I Am currently working in a Instrument air plant and I Would Like To Calculate The Moisture Absorbed in the Bed. Inlet Pressure is 7.2Ksc and Outlet 6.8Ksc. Drier Outlet Dewpoint Analyser Shows 24c. Kindly Guide Me How To Calculate How much Moisure Adsorbed in Bed.

[Art Montemayor]

If you are a student it is wise to note the following for your education:

• If you are using an adsorbent dryer, then the water moisture is ADSORBED - NOT ABSORBED.  There is a BIG difference!
• If you are using sodium hydroxide pellets as the drying agent, then you could use the term absorbed.
• This is the first time I've heard of the pressure unit "Ksc" in over 45 years!  I've not heard it again, nor read it anywhere.  It is considered a "deprecated" form by some of expressing kilograms/cm² .   Why don't you use SI units - after all the money and effort put into establishing it?
• What do you mean by "45c"???  Do you mean +45 degrees Celsius, or +45 ^oC???  If so, that is probably a dew point reading (but at what pressure base?) and should be converted to conventional kg/cubic meter of air (at some indicated temperature and pressure) or lb/ft³ (under the same conditions).  Whoever supplied you with the dryer you are using should have also supplied you with a conversion table.

 

If you are dealing with instrument air drying, you should do your homework in becoming totally aware and knowledgeable with the unit operation and its operations.  This is all treated in Unit Operations courses and texts. 

[Saml]

I was writing this on your duplicates as Art was writing his answer....

 

Water adsorbed:

Assume that inlet is saturated at last separator pressure and temperature. You have the water partial pressure at inlet.

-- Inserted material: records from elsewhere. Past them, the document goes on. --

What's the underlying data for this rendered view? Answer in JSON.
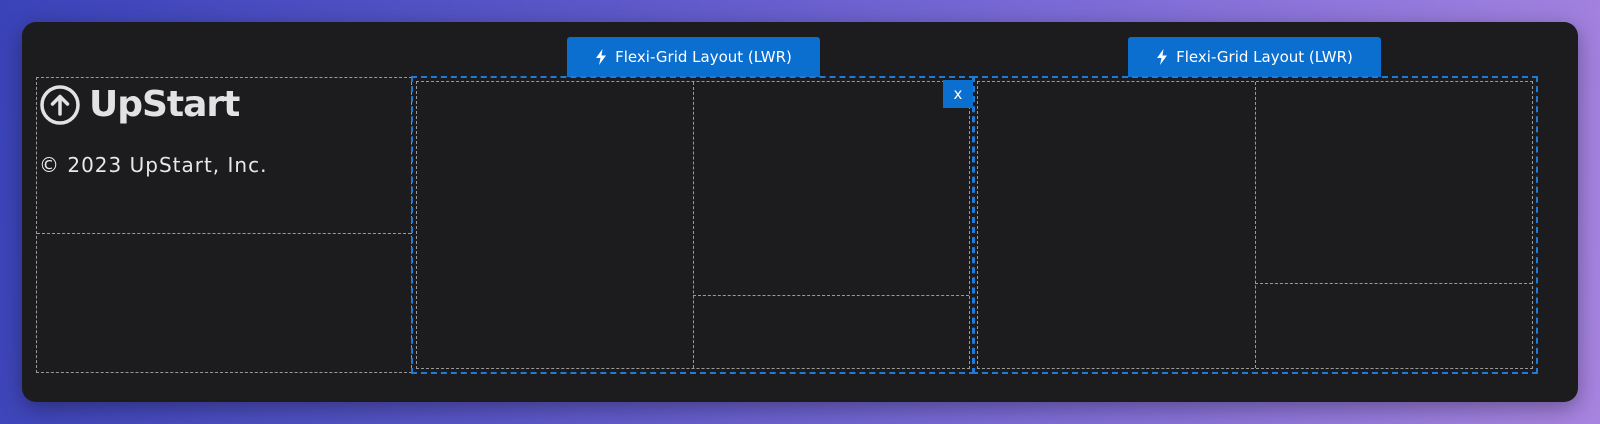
{
  "footer": {
    "brand_name": "UpStart",
    "logo_icon": "arrow-up-circle-icon",
    "copyright": "© 2023 UpStart, Inc."
  },
  "layouts": [
    {
      "label": "Flexi-Grid Layout (LWR)",
      "icon": "lightning-bolt-icon"
    },
    {
      "label": "Flexi-Grid Layout (LWR)",
      "icon": "lightning-bolt-icon"
    }
  ],
  "close_button": {
    "label": "x"
  },
  "colors": {
    "panel_bg": "#1c1c1e",
    "accent": "#0b6fd0",
    "dashed_border": "#9a9a9a"
  }
}
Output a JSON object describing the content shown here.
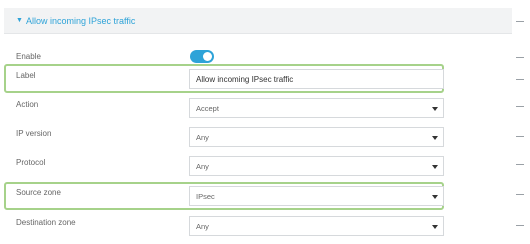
{
  "section": {
    "title": "Allow incoming IPsec traffic",
    "chevron_icon": "chevron-down-icon"
  },
  "colors": {
    "accent": "#2ea3d8",
    "highlight": "#a6d28a"
  },
  "fields": {
    "enable": {
      "label": "Enable",
      "value": "on"
    },
    "label": {
      "label": "Label",
      "value": "Allow incoming IPsec traffic"
    },
    "action": {
      "label": "Action",
      "value": "Accept"
    },
    "ip_version": {
      "label": "IP version",
      "value": "Any"
    },
    "protocol": {
      "label": "Protocol",
      "value": "Any"
    },
    "source_zone": {
      "label": "Source zone",
      "value": "IPsec"
    },
    "destination_zone": {
      "label": "Destination zone",
      "value": "Any"
    }
  }
}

Water partial pressure at outlet is the one that correspond to saturation at Dew Point reference pressure and Dew Point Temperature

Having air flow and water partial pressure at inlet and outlet, the rest is just calculating. 

 

Now, if you want to determine how much water is already in the adsorption beds you need to know the adsorption isotherms for the specific adsorbent you are using. 

 

Notes:

Be sure of what you are measuring. It is Pressure Dew Point or Atmospheric Dew Point?

24°C is a very high dew point for instrument air. Are you sure that is not minus 24°C?

[Abm]

ThankYou For The Response.
Saml It is Pressure Dew Point and the Dewpoint is Minus 24 Degree Celsius.
I Dont Have The Exact Composition of the Drier Inlet Air and thereby Not Having water partial Pressure At the Inlet.

Kindly Guide Me How To Calculate Water partial Pressure in Relation to Dewpoint Reference Pressure and Temperature.

Drier Inlet Pressure is 7.2Kg/cm2
Inlet Temperature is 42 Degree Celsius
Drier Outlet Pressure is 6.8Kg/cm2
Outlet Temperatute is 38 Degree Celsius
And Oulet Dewpoint is Minus 24 Degree Celsius

[Abm]

Dear Montemayor

The Drier Is Comissioned Before 15Years and I Dont Have The Dewpoint Conversion Table. Kindly Share Any Sample Conversion Tables If any For Reference.

Dewpoint Minus 24 Degreecelsius at 6.8Kg/Cm2.

[Saml]

Unless you are in an extremely dry or cold environment (see *), after the last compression stage you will have an aftercooler and a moisture drain. The air going to the dryers is usually saturated at that temperature.

 

So in your case is 42°C the water pressure will be 8200 Pa. (*) If, as an example, the ambient temperature is below 10°C,  or it is 20°C with less than 50% relative humidity, you would not have enough water to condense at 6.8 kg/cm2-g however.

 

I don't have a water/steam table that go down to the ice-vapor equilibrium. So for -24°C exactly you will have to calculate it, it is around 70 Pa. So 99% of the water is removed.

 

You have a reference here as to  a more precise calculation of the vapor pressure for sub-zero temperatures.

http://www.kayelaby..../3_4/3_4_1.html